O palavrão


No caminho para o trabalho, fazia o balanço dos últimos dias, do ano inteiro. Dos muitos desafios, obstáculos, das chatices, das pessoas-chatices, melgonas, aborrecidas e que aborrecem. Uma irritação crescente que contaminava já há vários dias, o olhar pela vida, pelos dias.
E enquanto a chuva caía, entre nuvens e um céu azul que até queria espreitar, apercebeu-se da importância dada a essas gentes, a esses acontecimentos. Como quem não quer a coisa, como quem não quer nada, nem se chateia, veio o palavrão em alto e bom som. E por não ser  habitual, ecoou muito mais do que seria desejado.
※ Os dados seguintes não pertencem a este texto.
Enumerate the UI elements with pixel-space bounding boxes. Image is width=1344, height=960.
Foi ali, entre uma rua e outra, entre o trânsito, algumas árvores, a azáfama daquele dia, que  foi para dentro do saco:
  • Os atrasos, de tempos de relógios;
  • As  pessoas que sugam;
  • As contas que não interessam;
  • As chatices da casa, do carro;
  • As pessoas que moem, e ruminam aos nossos ouvidos histórias que não interessam nem ao menino Jesus ou ao coelhinho da Páscoa!
  • O trabalho burocráticos pegajoso e mal-cheiroso;
  • E de novo…as pessoas que mesmo em pequenos momentos atormentam as nossas vidas.
  • ...

Fechou bem o saco e mandou-os a todos para a M… e foi tremendamente libertador. Perceber que é possível enviar todo esse saco de gente e coisas, para a Cochichina, para trás do sol posto, para o raios que o parta (que ainda não se fazem sacos pára-raios!).
Ficou uma liberdade de sentimentos e de ação, difícil de explicar. Mandar tudo o que não interessa e faz mal às nossas vidas, para a M… em alto e bom som!

 Absolutamente tudo.

E são estes os votos. Tudo o que não interessa, o que polui o ar que respiramos, que faz chorar sem motivo aparente, que faça sofrer escusadamente, que não nos liberte para sermos melhores e melhores ainda, tudo isso, sem exceção, vai para o saco.
E a seguir para a m…  
O que fica será certamente melhor.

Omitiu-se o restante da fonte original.